While the light is nothing like the bright meteor that was seen -- and heard -- all over the state, it's definitely something.

What kind of something we do not know yet but check out the video. The light is small and fast so we highlighted it to make it easier for you to see.

You can see the light enter the top of the frame left of center. It zips down on a diagonal, briefly disappearing and then flicking once more before vanishing behind the light.


Fireball 2

Blue meteor fireball lights up the sky over Cork, Ireland


File photo of meteor
At midnight on Thursday, while most of Cork was tucked up in bed, bright flashes of light were turning the sky overhead blue.

"We think it might have been a random fireball," David Moore, editor of Astronomy Ireland magazine, told the Irish Examiner.

"A fireball is just a piece of material burning up in the earth's atmosphere, it's just a very bright shooting star," he added.

Mr Moore said that if anyone in the south west of Ireland saw the flashes of blue light, to visit Astronomy.ie and click on the link 'Report a Fireball.'
Just saw the whole #sky light up looking North from #Cork Like #lightning only none on radar?? What gives?? #Meteor? #Fireball? #Explosion?

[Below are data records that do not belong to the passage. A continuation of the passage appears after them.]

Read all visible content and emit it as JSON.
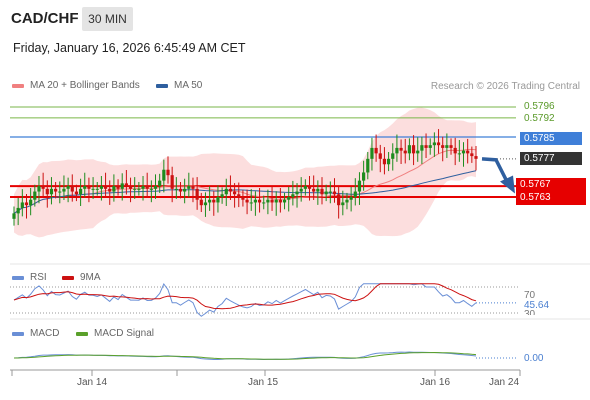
{
  "header": {
    "symbol": "CAD/CHF",
    "timeframe": "30 MIN",
    "datetime": "Friday, January 16, 2026 6:45:49 AM CET",
    "copyright": "Research © 2026 Trading Central"
  },
  "legend": {
    "bollinger": "MA 20 + Bollinger Bands",
    "ma50": "MA 50",
    "rsi": "RSI",
    "rsi_ma": "9MA",
    "macd": "MACD",
    "macd_signal": "MACD Signal"
  },
  "colors": {
    "bollinger": "#f08080",
    "ma50": "#2f5f9f",
    "bull": "#1e8c1e",
    "bear": "#cc1111",
    "support": "#e60000",
    "pivot": "#3f7fd8",
    "target": "#7ab648",
    "rsi": "#6a8fd6",
    "macd": "#6a8fd6",
    "macd_signal": "#5aa02a"
  },
  "price_levels": [
    {
      "label": "0.5796",
      "value": 0.5796,
      "style": "target"
    },
    {
      "label": "0.5792",
      "value": 0.5792,
      "style": "target"
    },
    {
      "label": "0.5785",
      "value": 0.5785,
      "style": "pivot"
    },
    {
      "label": "0.5777",
      "value": 0.5777,
      "style": "current"
    },
    {
      "label": "0.5767",
      "value": 0.5767,
      "style": "support"
    },
    {
      "label": "0.5763",
      "value": 0.5763,
      "style": "support"
    }
  ],
  "rsi_panel": {
    "level_high": "70",
    "current": "45.64",
    "level_low": "30"
  },
  "macd_panel": {
    "zero": "0.00"
  },
  "x_axis": [
    "Jan 14",
    "Jan 15",
    "Jan 16",
    "Jan 24"
  ],
  "chart_data": {
    "type": "candlestick",
    "title": "CAD/CHF",
    "interval": "30 MIN",
    "ylim": [
      0.5755,
      0.58
    ],
    "closes": [
      0.5757,
      0.5759,
      0.5761,
      0.576,
      0.5762,
      0.5765,
      0.5767,
      0.5766,
      0.5764,
      0.5766,
      0.5765,
      0.5765,
      0.5766,
      0.5767,
      0.5765,
      0.5764,
      0.5766,
      0.5767,
      0.5766,
      0.5766,
      0.5766,
      0.5767,
      0.5766,
      0.5765,
      0.5767,
      0.5766,
      0.5768,
      0.5767,
      0.5766,
      0.5766,
      0.5766,
      0.5767,
      0.5766,
      0.5766,
      0.5767,
      0.5769,
      0.5773,
      0.5771,
      0.5766,
      0.5766,
      0.5765,
      0.5766,
      0.5767,
      0.5766,
      0.5762,
      0.576,
      0.5761,
      0.5762,
      0.5761,
      0.5763,
      0.5764,
      0.5766,
      0.5765,
      0.5764,
      0.5763,
      0.5762,
      0.5761,
      0.5761,
      0.5762,
      0.5761,
      0.5761,
      0.5762,
      0.5761,
      0.5762,
      0.5761,
      0.5762,
      0.5763,
      0.5764,
      0.5765,
      0.5766,
      0.5767,
      0.5766,
      0.5765,
      0.5766,
      0.5764,
      0.5765,
      0.5765,
      0.5764,
      0.576,
      0.5761,
      0.5762,
      0.5763,
      0.5765,
      0.5769,
      0.5772,
      0.5777,
      0.5781,
      0.5779,
      0.5777,
      0.5775,
      0.5777,
      0.5779,
      0.5781,
      0.578,
      0.5779,
      0.5782,
      0.5779,
      0.578,
      0.5782,
      0.5781,
      0.5782,
      0.5783,
      0.5782,
      0.5781,
      0.5782,
      0.5781,
      0.5779,
      0.5779,
      0.578,
      0.5779,
      0.5778,
      0.5777
    ],
    "forecast": {
      "from": 0.5777,
      "to": 0.5765,
      "direction": "down"
    },
    "rsi_current": 45.64,
    "macd_zero": 0.0
  }
}
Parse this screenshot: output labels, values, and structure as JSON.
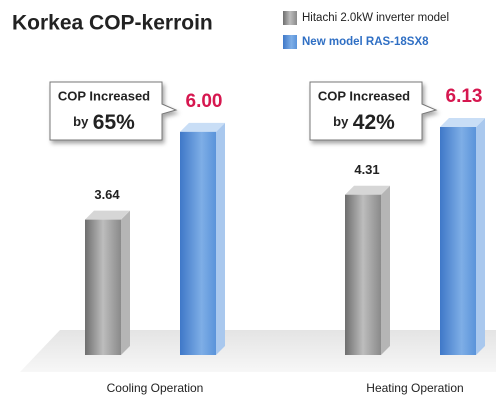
{
  "chart_data": {
    "type": "bar3d",
    "title": "Korkea COP-kerroin",
    "categories": [
      "Cooling Operation",
      "Heating Operation"
    ],
    "series": [
      {
        "name": "Hitachi 2.0kW inverter model",
        "color": "#8c8c8c",
        "values": [
          3.64,
          4.31
        ]
      },
      {
        "name": "New model RAS-18SX8",
        "color": "#4a86d4",
        "values": [
          6.0,
          6.13
        ],
        "value_labels": [
          "6.00",
          "6.13"
        ]
      }
    ],
    "annotations": [
      {
        "line1": "COP Increased",
        "by": "by",
        "percent": "65%"
      },
      {
        "line1": "COP Increased",
        "by": "by",
        "percent": "42%"
      }
    ],
    "legend": "top-right"
  }
}
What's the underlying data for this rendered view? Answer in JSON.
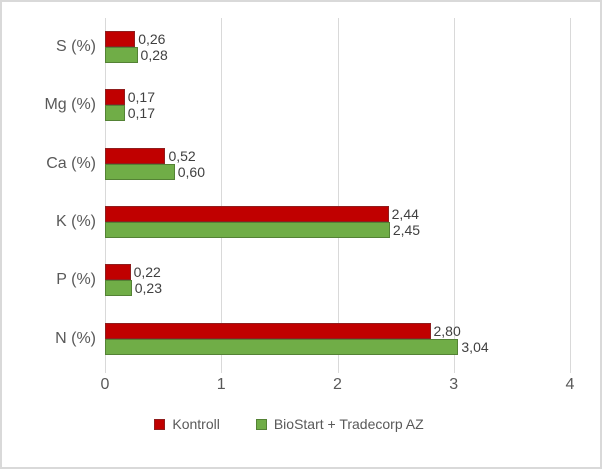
{
  "chart_data": {
    "type": "bar",
    "orientation": "horizontal",
    "title": "",
    "categories": [
      "S (%)",
      "Mg (%)",
      "Ca (%)",
      "K (%)",
      "P (%)",
      "N (%)"
    ],
    "series": [
      {
        "name": "Kontroll",
        "color": "#c00000",
        "border_color": "#8f1e1e",
        "values": [
          0.26,
          0.17,
          0.52,
          2.44,
          0.22,
          2.8
        ],
        "labels": [
          "0,26",
          "0,17",
          "0,52",
          "2,44",
          "0,22",
          "2,80"
        ]
      },
      {
        "name": "BioStart + Tradecorp AZ",
        "color": "#70ad47",
        "border_color": "#548235",
        "values": [
          0.28,
          0.17,
          0.6,
          2.45,
          0.23,
          3.04
        ],
        "labels": [
          "0,28",
          "0,17",
          "0,60",
          "2,45",
          "0,23",
          "3,04"
        ]
      }
    ],
    "xlim": [
      0,
      4
    ],
    "x_ticks": [
      "0",
      "1",
      "2",
      "3",
      "4"
    ],
    "grid": true,
    "gridline_color": "#d9d9d9",
    "axis_text_color": "#595959",
    "data_label_color": "#404040",
    "legend_position": "bottom"
  }
}
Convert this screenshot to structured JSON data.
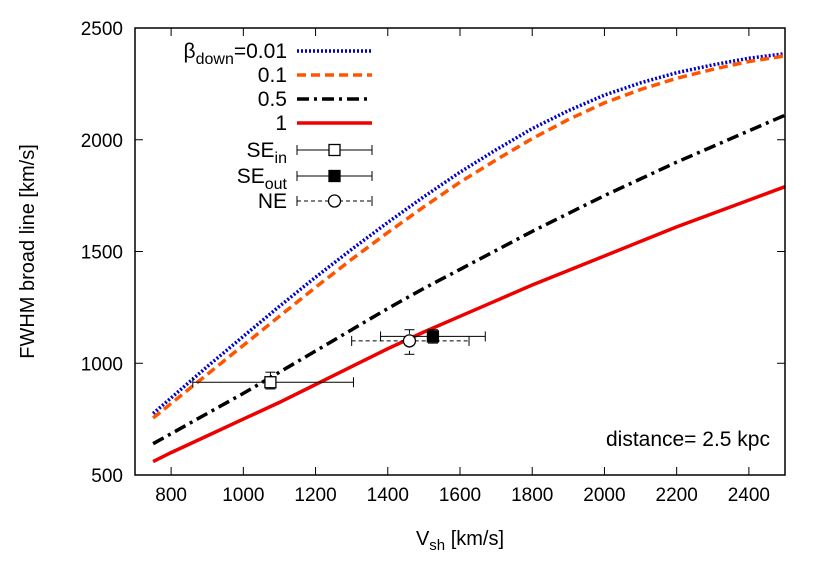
{
  "chart_data": {
    "type": "line",
    "xlabel": "V",
    "xlabel_sub": "sh",
    "xlabel_unit": " [km/s]",
    "ylabel": "FWHM broad line  [km/s]",
    "xlim": [
      700,
      2500
    ],
    "ylim": [
      500,
      2500
    ],
    "xticks": [
      800,
      1000,
      1200,
      1400,
      1600,
      1800,
      2000,
      2200,
      2400
    ],
    "yticks": [
      500,
      1000,
      1500,
      2000,
      2500
    ],
    "grid": false,
    "legend_position": "top-left",
    "annotation": "distance= 2.5 kpc",
    "x": [
      750,
      800,
      900,
      1000,
      1100,
      1200,
      1300,
      1400,
      1500,
      1600,
      1700,
      1800,
      1900,
      2000,
      2100,
      2200,
      2300,
      2400,
      2500
    ],
    "series": [
      {
        "legend_prefix": "β",
        "legend_sub": "down",
        "legend_suffix": "=0.01",
        "color": "#0000cc",
        "dash": "dotted",
        "values": [
          775,
          845,
          985,
          1120,
          1255,
          1385,
          1510,
          1630,
          1745,
          1855,
          1955,
          2050,
          2130,
          2200,
          2255,
          2300,
          2335,
          2365,
          2385
        ]
      },
      {
        "legend_prefix": "0.1",
        "legend_sub": "",
        "legend_suffix": "",
        "color": "#ff5500",
        "dash": "dashed",
        "values": [
          755,
          820,
          950,
          1080,
          1210,
          1340,
          1465,
          1585,
          1700,
          1810,
          1910,
          2005,
          2090,
          2165,
          2225,
          2275,
          2315,
          2350,
          2375
        ]
      },
      {
        "legend_prefix": "0.5",
        "legend_sub": "",
        "legend_suffix": "",
        "color": "#000000",
        "dash": "dashdot",
        "values": [
          640,
          685,
          775,
          865,
          960,
          1055,
          1150,
          1245,
          1335,
          1420,
          1505,
          1590,
          1670,
          1750,
          1825,
          1900,
          1970,
          2040,
          2110
        ]
      },
      {
        "legend_prefix": "1",
        "legend_sub": "",
        "legend_suffix": "",
        "color": "#ee0000",
        "dash": "solid",
        "values": [
          560,
          600,
          675,
          750,
          825,
          905,
          985,
          1065,
          1140,
          1210,
          1280,
          1350,
          1415,
          1480,
          1545,
          1610,
          1670,
          1730,
          1790
        ]
      }
    ],
    "points": [
      {
        "legend_prefix": "SE",
        "legend_sub": "in",
        "marker": "open-square",
        "line_style": "solid",
        "x": 1075,
        "y": 915,
        "x_err": [
          860,
          1305
        ],
        "y_err": [
          885,
          960
        ]
      },
      {
        "legend_prefix": "SE",
        "legend_sub": "out",
        "marker": "filled-square",
        "line_style": "solid",
        "x": 1525,
        "y": 1120,
        "x_err": [
          1380,
          1670
        ],
        "y_err": [
          1090,
          1150
        ]
      },
      {
        "legend_prefix": "NE",
        "legend_sub": "",
        "marker": "open-circle",
        "line_style": "dashed",
        "x": 1460,
        "y": 1100,
        "x_err": [
          1300,
          1625
        ],
        "y_err": [
          1040,
          1150
        ]
      }
    ]
  }
}
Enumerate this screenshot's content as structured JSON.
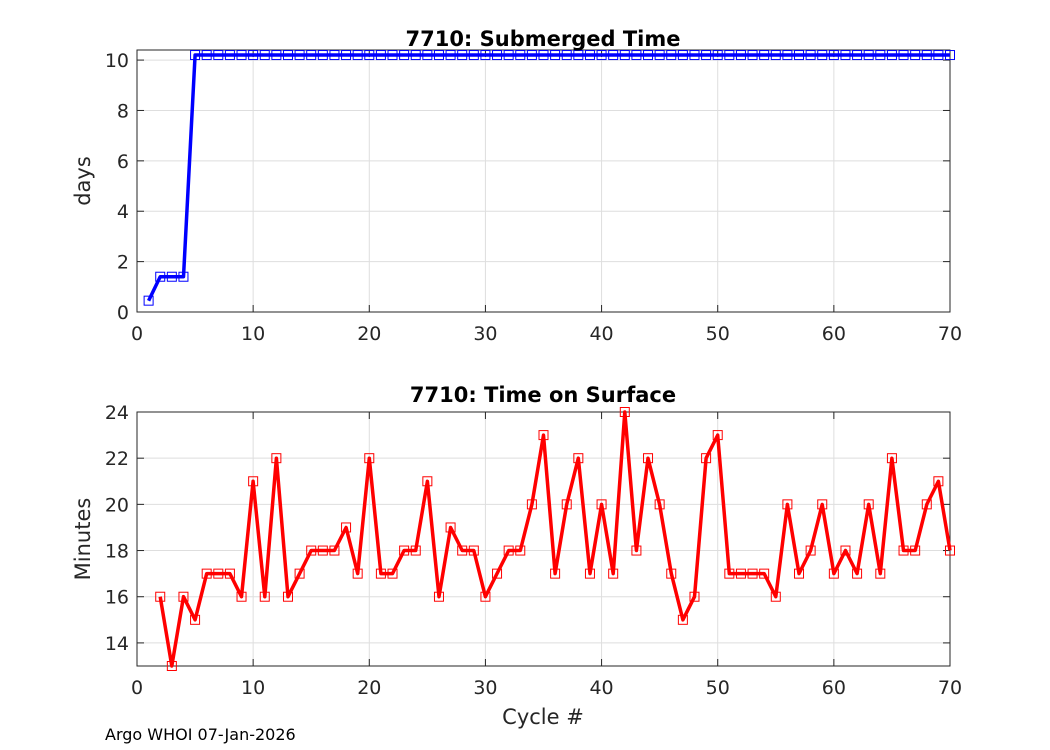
{
  "chart_data": [
    {
      "type": "line",
      "title": "7710: Submerged Time",
      "xlabel": "",
      "ylabel": "days",
      "xlim": [
        0,
        70
      ],
      "ylim": [
        0,
        10.4
      ],
      "xticks": [
        "0",
        "10",
        "20",
        "30",
        "40",
        "50",
        "60",
        "70"
      ],
      "yticks": [
        "0",
        "2",
        "4",
        "6",
        "8",
        "10"
      ],
      "grid": true,
      "series": [
        {
          "name": "submerged_days",
          "color": "#0000ff",
          "marker": "square",
          "x": [
            1,
            2,
            3,
            4,
            5,
            6,
            7,
            8,
            9,
            10,
            11,
            12,
            13,
            14,
            15,
            16,
            17,
            18,
            19,
            20,
            21,
            22,
            23,
            24,
            25,
            26,
            27,
            28,
            29,
            30,
            31,
            32,
            33,
            34,
            35,
            36,
            37,
            38,
            39,
            40,
            41,
            42,
            43,
            44,
            45,
            46,
            47,
            48,
            49,
            50,
            51,
            52,
            53,
            54,
            55,
            56,
            57,
            58,
            59,
            60,
            61,
            62,
            63,
            64,
            65,
            66,
            67,
            68,
            69,
            70
          ],
          "values": [
            0.45,
            1.4,
            1.4,
            1.4,
            10.2,
            10.2,
            10.2,
            10.2,
            10.2,
            10.2,
            10.2,
            10.2,
            10.2,
            10.2,
            10.2,
            10.2,
            10.2,
            10.2,
            10.2,
            10.2,
            10.2,
            10.2,
            10.2,
            10.2,
            10.2,
            10.2,
            10.2,
            10.2,
            10.2,
            10.2,
            10.2,
            10.2,
            10.2,
            10.2,
            10.2,
            10.2,
            10.2,
            10.2,
            10.2,
            10.2,
            10.2,
            10.2,
            10.2,
            10.2,
            10.2,
            10.2,
            10.2,
            10.2,
            10.2,
            10.2,
            10.2,
            10.2,
            10.2,
            10.2,
            10.2,
            10.2,
            10.2,
            10.2,
            10.2,
            10.2,
            10.2,
            10.2,
            10.2,
            10.2,
            10.2,
            10.2,
            10.2,
            10.2,
            10.2,
            10.2
          ]
        }
      ]
    },
    {
      "type": "line",
      "title": "7710: Time on Surface",
      "xlabel": "Cycle #",
      "ylabel": "Minutes",
      "xlim": [
        0,
        70
      ],
      "ylim": [
        13,
        24
      ],
      "xticks": [
        "0",
        "10",
        "20",
        "30",
        "40",
        "50",
        "60",
        "70"
      ],
      "yticks": [
        "14",
        "16",
        "18",
        "20",
        "22",
        "24"
      ],
      "grid": true,
      "series": [
        {
          "name": "surface_minutes",
          "color": "#ff0000",
          "marker": "square",
          "x": [
            2,
            3,
            4,
            5,
            6,
            7,
            8,
            9,
            10,
            11,
            12,
            13,
            14,
            15,
            16,
            17,
            18,
            19,
            20,
            21,
            22,
            23,
            24,
            25,
            26,
            27,
            28,
            29,
            30,
            31,
            32,
            33,
            34,
            35,
            36,
            37,
            38,
            39,
            40,
            41,
            42,
            43,
            44,
            45,
            46,
            47,
            48,
            49,
            50,
            51,
            52,
            53,
            54,
            55,
            56,
            57,
            58,
            59,
            60,
            61,
            62,
            63,
            64,
            65,
            66,
            67,
            68,
            69,
            70
          ],
          "values": [
            16,
            13,
            16,
            15,
            17,
            17,
            17,
            16,
            21,
            16,
            22,
            16,
            17,
            18,
            18,
            18,
            19,
            17,
            22,
            17,
            17,
            18,
            18,
            21,
            16,
            19,
            18,
            18,
            16,
            17,
            18,
            18,
            20,
            23,
            17,
            20,
            22,
            17,
            20,
            17,
            24,
            18,
            22,
            20,
            17,
            15,
            16,
            22,
            23,
            17,
            17,
            17,
            17,
            16,
            20,
            17,
            18,
            20,
            17,
            18,
            17,
            20,
            17,
            22,
            18,
            18,
            20,
            21,
            18
          ]
        }
      ]
    }
  ],
  "footer": "Argo WHOI 07-Jan-2026"
}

— Darren Forde (@darrenforde) July 21, 2016

Comment: The skies certainly seem to heating up lately, the above is the 7th fireball report within the last 5 days:




Fireball 4

Meteor fireball 'brighter than Venus' seen in Osaka, Japan

© Via Facebook/Satoshi Uehara
At 3 this morning, 25 minutes, 50 seconds of fireball.
- 5.3, etc. It was brighter than Venus around, but if the dark shadows I think I can.


Comment: Multiple sightings of a meteor fireball over Japan


Meteor

Multiple explosions from meteor fireball shake buildings in General Roca, Argentina

© Arynews.tv
Residents of a city in southern Argentina got a scare when a series of powerful explosions shook homes and buildings Wednesday, but the cause turned out to be a natural wonder: a meteor disintegrating overhead.

It was an ordinary Wednesday afternoon in General Roca, a city of 85,000 people, when suddenly a series of loud blasts caused buildings to shake and windows to rattle. "Everything trembled," said Martin Soria, the local mayor.

Police, firefighters and emergency workers rushed to the scene, but found no evidence of a bomb, earthquake or calamity.

Finally, scientists pieced together the reason: A meteor had entered the Earth's atmosphere some 10,000 meters (33,000 feet) overhead, traveling at 2,400 kilometers (1,500 miles) per hour.

"It took everyone by surprise because it entered the atmosphere over an inhabited area. If it had fallen over the desert, the sea, Antarctica, we would never have known," said astronomer Roberto Figueroa, head of the nearby Neuquen observatory. He estimated the meteor measured about 12 meters in diameter before breaking into three fragments.